In Veterans Omnibus bill, Measure Passes to Get More Medical Professionals Working at the VA in Southern Nevada

Dec 6, 2016
Press Release

December 16, 2016

Washington, D.C.—Today Rep. Dina Titus of Nevada’s First Congressional District applauded the passage of H.R. 6416, an omnibus measure that will improve health, education, and administrative programs at the Department of Veterans Affairs in Southern Nevada and around the country. 

Rep. Titus, a member of the House Committee on Veterans Affairs, sponsored a measure in the bill allowing the VA to continue increasing the number of medical residencies at the department’s healthcare facilities until 2024.  
 
With the inaugural class of the UNLV School of Medicine beginning in 2017, the legislation will provide opportunities for residents to treat veterans in Southern Nevada.  The bill will extend a provision authored by Rep.
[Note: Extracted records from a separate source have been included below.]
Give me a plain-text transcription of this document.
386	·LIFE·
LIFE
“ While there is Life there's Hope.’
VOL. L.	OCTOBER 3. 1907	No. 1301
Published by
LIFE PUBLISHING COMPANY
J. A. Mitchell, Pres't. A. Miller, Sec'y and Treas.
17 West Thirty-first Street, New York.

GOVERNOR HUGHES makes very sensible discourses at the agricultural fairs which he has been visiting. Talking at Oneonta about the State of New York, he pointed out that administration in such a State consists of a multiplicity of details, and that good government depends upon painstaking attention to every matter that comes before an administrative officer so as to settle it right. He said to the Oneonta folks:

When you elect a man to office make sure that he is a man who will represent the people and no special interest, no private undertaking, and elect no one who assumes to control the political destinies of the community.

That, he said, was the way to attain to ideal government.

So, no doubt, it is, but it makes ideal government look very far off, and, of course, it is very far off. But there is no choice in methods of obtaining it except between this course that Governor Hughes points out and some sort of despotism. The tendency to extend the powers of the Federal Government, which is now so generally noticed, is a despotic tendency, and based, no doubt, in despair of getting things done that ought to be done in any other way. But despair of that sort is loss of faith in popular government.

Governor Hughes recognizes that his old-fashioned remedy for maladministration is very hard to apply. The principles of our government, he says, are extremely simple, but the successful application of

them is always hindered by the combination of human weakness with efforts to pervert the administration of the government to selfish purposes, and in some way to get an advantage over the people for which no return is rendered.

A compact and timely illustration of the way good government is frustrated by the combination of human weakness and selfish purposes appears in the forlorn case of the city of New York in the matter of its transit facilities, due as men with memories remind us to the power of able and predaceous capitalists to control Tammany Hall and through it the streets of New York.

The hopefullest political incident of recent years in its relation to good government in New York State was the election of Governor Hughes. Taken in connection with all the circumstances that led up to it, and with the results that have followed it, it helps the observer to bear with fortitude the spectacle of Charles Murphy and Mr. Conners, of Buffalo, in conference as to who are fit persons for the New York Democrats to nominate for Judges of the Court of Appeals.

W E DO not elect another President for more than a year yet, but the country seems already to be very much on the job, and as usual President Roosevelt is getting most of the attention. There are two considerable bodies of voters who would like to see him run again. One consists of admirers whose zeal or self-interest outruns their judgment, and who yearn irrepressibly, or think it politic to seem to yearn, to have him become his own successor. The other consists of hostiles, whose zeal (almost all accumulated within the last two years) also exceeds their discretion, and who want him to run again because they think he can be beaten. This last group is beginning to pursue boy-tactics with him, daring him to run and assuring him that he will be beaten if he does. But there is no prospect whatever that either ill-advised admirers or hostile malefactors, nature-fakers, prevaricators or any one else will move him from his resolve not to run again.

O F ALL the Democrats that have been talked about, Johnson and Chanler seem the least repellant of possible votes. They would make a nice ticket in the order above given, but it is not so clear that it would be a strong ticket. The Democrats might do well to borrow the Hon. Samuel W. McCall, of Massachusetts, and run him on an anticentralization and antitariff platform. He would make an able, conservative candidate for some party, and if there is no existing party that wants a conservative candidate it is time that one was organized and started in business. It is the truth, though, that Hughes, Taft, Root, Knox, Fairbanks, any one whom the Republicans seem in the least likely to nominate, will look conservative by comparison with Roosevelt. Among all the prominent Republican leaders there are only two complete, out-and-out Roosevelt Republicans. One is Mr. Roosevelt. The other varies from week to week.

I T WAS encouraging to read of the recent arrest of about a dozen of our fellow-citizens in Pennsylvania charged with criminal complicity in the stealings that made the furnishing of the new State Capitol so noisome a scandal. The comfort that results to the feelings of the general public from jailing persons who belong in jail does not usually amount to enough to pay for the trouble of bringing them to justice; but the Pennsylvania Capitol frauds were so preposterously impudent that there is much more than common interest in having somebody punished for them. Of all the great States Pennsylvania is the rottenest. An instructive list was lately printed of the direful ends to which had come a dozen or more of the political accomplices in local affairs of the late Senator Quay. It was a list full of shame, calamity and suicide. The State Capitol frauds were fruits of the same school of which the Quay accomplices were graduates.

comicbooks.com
Titus and signed into law two years ago that expands the number of graduate medical education (GME) slots at the VA by 1,500. That measure was set to expire in 2019 but will now continue for an additional five years. 

“Our veterans deserve greater access to VA health care professionals in Las Vegas,” Rep. Titus said. “This legislation will give medical school residents at UNLV an opportunity to work with the VA, develop an expertise in specialized fields, and thereby ease the burden on our current system.” 

"This is fantastic news," said Barbara Atkinson, MD, founding dean of UNLV School of Medicine. "We need residency programs in Southern Nevada so our students will stay in the state after they finish their training."

The measure, which has support from the Association of American Medical Colleges, highlights the need for Nevada to address its shortage of physicians in the public and private sectors.  

Studies show that doctors are more likely to continue their career in the city where they perform their residency. Expanding residency slots in areas like Southern Nevada will help ensure a steady flow of doctors will meet the needs of our expanding veterans’ population. 

The state must increase its number of physicians by 46 percent just to reach the national rate of 327 doctors per 100,000 people, according to the 2014 physician workforce report from the University Of Nevada School Of Medicine.

The Omnibus bill passed the House by a 419-0 vote. 

The Senate is expected to approve the measure in the coming days and send it to President Obama’s desk.